Thursday, January 15, 2015

Holistic Program Unit 2 – The Chinese Zodiac

We have started an exciting new Unit within Spotlight’s first Holistic Program: The Chinese Zodiac. What a joy and honor it is for me to run alongside these 9 wild beasts in the beginning of this Great Race into Chinese Cultural Recovery. 

I was overjoyed to kick off Unit 2 with a conversation about The Great Race. To my surprise, the kids were telling me, with considerable amounts of detail, their knowledge of this fantastic Chinese Tale. (a friendly reminder for my readers that this was probably the first time they had ever discussed it in English which is a fascinating demonstration of the integration and delivery capabilities we have and should employ during the process of language acquisition). My experience in the west with Holistic Programs of Cultural Recovery tells me that fortunately there are slivers of culture that are still being preserved and passed down to our kids in traditional education. The tragedy however is that their roots are shallow and due to the linear nature of modern educational models. the lack of revisiting them fosters forgetfulness. Over the next 12 weeks we will be adding richness, beauty and depth to their logical, linguistic, artistic, naturalistic, kinesthetic, existential, musical, intra and inter-personal experience and relationship with their own Zodiac Calendar.

Oral tradition is a key component to the Holistic Model of Learning Originateve is committed to. Today I would like to address the mnemonic wonder that Stories offer when it comes to language acquisition by celebrating the brilliance of its presence in the very tale of The Great Race.

Lets take a look for a moment at the Western Gregorian calendar. There is little to no logic to it. Take for example the month of August which used to be called Sextilis for it was the 6th month of the year on the Roman calendar. However, in the year 8 BC the name was changed to August in honor of the great Emperor Caesar Augustus. (The West unlike the East is full of conquers and re-conquers that uproot and stifle any possibility of ancestral knowledge or wisdom.) This change altered any cohesiveness to the naming of the months in the Gregorian calendar. August gets even more whack when you learn that the reason it now has 31 days instead of the original 30 is because July which was named after Julius Caesar had 31 and it could not be that the great Augustus would have a month with less days…so 1 day was stolen from February, which as we all know is a odd numbered month. Such is not the case with the revered Lunar calendar, which signifies the cycles of nature in and of themselves!! Oh glorious Chang-er!

Now, lets move out of this labyrinth of triviality back into the beauty and cohesiveness of the story-lined Chinese calendar. The mnemonic nature of the Story of the Great Race allows for even the smallest among us to connect with its characters and grow into the the knowledge and understanding of the virtues they represent. Furthermore, even the order in which they take place can be recalled with incredible ease.

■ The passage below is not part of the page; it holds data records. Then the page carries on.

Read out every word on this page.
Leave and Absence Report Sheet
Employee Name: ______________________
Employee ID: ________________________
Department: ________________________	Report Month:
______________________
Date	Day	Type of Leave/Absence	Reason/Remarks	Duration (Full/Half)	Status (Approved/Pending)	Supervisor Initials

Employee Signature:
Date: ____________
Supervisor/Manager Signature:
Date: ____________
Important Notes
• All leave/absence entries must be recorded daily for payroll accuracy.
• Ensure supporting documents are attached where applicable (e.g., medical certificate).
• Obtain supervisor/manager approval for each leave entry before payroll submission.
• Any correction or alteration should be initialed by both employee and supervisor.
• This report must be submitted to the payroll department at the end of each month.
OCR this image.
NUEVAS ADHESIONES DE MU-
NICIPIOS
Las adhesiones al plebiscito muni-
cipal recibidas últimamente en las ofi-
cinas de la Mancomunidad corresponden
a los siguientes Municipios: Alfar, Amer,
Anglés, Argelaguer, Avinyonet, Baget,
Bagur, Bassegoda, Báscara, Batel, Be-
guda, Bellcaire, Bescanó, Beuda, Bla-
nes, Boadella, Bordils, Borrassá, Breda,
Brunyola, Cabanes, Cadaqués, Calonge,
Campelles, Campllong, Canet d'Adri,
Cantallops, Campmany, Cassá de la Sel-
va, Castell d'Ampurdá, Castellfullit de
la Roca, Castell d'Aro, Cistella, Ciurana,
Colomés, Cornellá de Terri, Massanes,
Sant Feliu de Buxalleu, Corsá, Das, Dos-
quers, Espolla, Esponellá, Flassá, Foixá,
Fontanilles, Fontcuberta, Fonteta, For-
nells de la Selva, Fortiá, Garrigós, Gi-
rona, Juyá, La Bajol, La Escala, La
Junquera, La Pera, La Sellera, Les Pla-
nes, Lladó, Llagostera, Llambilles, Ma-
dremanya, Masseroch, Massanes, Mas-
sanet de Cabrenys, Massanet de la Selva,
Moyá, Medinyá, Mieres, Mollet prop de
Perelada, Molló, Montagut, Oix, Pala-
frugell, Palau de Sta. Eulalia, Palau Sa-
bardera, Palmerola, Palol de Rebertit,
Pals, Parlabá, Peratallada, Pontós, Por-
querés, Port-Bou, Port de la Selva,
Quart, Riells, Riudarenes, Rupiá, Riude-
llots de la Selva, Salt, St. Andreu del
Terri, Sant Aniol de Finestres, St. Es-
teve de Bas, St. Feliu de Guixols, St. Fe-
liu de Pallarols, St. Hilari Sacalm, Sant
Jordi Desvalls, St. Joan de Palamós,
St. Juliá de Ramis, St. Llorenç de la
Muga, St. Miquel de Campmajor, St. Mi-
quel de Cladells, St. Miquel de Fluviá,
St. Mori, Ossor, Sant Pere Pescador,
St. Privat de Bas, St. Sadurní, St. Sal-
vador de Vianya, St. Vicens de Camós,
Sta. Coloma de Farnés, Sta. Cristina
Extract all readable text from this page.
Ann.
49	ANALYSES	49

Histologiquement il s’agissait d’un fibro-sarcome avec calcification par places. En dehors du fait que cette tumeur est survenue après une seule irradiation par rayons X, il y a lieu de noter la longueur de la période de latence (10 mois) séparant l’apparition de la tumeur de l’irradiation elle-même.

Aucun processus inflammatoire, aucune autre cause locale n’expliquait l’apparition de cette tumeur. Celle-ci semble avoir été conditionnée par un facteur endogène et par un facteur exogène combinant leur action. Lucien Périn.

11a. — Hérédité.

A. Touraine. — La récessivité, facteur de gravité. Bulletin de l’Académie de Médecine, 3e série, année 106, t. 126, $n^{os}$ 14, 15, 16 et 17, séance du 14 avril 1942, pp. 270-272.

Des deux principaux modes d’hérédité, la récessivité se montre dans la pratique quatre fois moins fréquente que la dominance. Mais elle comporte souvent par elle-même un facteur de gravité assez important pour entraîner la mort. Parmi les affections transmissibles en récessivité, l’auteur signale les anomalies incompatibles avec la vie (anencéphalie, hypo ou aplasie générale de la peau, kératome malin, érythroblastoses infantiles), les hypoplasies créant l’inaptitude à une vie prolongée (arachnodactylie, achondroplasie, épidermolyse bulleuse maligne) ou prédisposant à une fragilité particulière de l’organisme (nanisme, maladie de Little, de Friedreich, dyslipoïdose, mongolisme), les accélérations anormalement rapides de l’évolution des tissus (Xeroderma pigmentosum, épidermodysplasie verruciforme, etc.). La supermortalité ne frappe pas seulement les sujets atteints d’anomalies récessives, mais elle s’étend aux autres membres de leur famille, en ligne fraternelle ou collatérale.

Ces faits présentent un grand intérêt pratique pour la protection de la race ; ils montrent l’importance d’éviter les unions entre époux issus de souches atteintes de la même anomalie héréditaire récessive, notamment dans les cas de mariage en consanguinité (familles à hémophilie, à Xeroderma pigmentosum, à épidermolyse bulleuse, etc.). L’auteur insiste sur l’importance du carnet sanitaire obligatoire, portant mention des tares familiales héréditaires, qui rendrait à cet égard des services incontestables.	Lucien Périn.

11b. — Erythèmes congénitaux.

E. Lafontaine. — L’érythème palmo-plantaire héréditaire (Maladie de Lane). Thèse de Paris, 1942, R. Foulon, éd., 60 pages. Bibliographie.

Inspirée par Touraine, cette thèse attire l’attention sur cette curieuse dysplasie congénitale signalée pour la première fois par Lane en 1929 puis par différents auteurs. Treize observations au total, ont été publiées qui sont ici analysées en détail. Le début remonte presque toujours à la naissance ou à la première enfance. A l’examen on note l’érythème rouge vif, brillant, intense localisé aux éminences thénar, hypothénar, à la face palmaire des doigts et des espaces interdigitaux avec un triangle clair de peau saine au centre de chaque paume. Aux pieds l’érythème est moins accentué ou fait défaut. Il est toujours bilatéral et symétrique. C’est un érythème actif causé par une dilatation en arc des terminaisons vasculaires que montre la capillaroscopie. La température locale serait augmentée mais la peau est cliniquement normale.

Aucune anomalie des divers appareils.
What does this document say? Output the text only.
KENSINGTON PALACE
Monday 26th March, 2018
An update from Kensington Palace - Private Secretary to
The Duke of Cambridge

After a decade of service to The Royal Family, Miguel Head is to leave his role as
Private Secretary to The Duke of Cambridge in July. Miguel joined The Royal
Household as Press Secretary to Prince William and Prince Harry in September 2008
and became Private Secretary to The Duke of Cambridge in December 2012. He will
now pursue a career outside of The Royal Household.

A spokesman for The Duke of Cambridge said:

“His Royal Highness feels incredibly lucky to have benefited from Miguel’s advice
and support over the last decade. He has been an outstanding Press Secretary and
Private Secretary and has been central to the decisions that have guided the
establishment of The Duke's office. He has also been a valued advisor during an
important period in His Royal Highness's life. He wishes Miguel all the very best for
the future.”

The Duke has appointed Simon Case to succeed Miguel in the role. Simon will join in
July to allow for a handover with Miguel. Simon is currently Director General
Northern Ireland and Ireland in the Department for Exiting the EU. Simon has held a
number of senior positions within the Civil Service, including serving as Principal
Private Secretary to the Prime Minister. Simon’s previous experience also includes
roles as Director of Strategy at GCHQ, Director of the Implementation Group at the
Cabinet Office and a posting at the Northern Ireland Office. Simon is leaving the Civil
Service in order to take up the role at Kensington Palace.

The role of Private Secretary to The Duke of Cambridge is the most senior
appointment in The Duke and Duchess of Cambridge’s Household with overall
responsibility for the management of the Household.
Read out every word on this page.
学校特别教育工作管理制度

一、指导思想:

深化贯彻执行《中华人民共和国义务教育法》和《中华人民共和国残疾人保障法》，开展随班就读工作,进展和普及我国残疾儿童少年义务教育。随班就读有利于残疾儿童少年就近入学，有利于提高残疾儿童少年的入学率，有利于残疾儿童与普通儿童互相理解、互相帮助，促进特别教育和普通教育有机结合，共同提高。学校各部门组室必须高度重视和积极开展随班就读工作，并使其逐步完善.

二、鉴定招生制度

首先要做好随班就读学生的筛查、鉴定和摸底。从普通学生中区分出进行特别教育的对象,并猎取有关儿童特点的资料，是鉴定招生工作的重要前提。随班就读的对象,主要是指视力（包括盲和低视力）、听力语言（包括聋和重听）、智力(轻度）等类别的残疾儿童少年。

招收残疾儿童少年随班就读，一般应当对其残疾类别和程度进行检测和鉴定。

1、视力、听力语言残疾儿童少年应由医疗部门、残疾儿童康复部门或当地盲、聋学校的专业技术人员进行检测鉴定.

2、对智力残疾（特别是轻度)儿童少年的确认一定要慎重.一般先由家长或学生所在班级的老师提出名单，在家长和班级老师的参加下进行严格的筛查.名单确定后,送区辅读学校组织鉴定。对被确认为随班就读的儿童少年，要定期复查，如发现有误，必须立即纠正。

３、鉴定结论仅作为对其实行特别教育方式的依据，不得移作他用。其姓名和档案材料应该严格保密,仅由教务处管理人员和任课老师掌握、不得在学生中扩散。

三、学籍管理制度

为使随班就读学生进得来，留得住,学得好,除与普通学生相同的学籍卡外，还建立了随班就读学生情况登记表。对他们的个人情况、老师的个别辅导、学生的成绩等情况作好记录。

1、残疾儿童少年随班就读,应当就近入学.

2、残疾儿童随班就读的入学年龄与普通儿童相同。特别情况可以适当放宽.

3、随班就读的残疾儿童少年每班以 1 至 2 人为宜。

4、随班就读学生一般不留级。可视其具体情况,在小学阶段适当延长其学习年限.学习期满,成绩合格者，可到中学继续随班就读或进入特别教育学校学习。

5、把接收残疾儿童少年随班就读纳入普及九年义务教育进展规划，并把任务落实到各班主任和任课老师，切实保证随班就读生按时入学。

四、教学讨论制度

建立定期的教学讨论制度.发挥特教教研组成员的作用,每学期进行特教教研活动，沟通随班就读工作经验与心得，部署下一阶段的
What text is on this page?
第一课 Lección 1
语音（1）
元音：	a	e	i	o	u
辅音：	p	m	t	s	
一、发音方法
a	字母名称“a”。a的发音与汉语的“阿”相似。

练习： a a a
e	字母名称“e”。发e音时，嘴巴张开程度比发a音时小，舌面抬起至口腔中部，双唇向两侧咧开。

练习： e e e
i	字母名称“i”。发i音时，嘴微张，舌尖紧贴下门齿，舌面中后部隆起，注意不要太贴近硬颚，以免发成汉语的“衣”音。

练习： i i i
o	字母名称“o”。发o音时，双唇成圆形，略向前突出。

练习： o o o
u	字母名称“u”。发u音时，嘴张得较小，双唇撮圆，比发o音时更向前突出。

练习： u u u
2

Undoubtedly, the Chinese ancestors were aware of the power of story as they meticulously weaved her into the tapestry of their astronomy and understanding of time.

It is high-time that we too, acknowledge these ancient wisdoms and bring back story into the center of our classrooms: at home, school, work, bars or parks. This is precisely what is happening with the kids in Spotlight's very first Holistic program.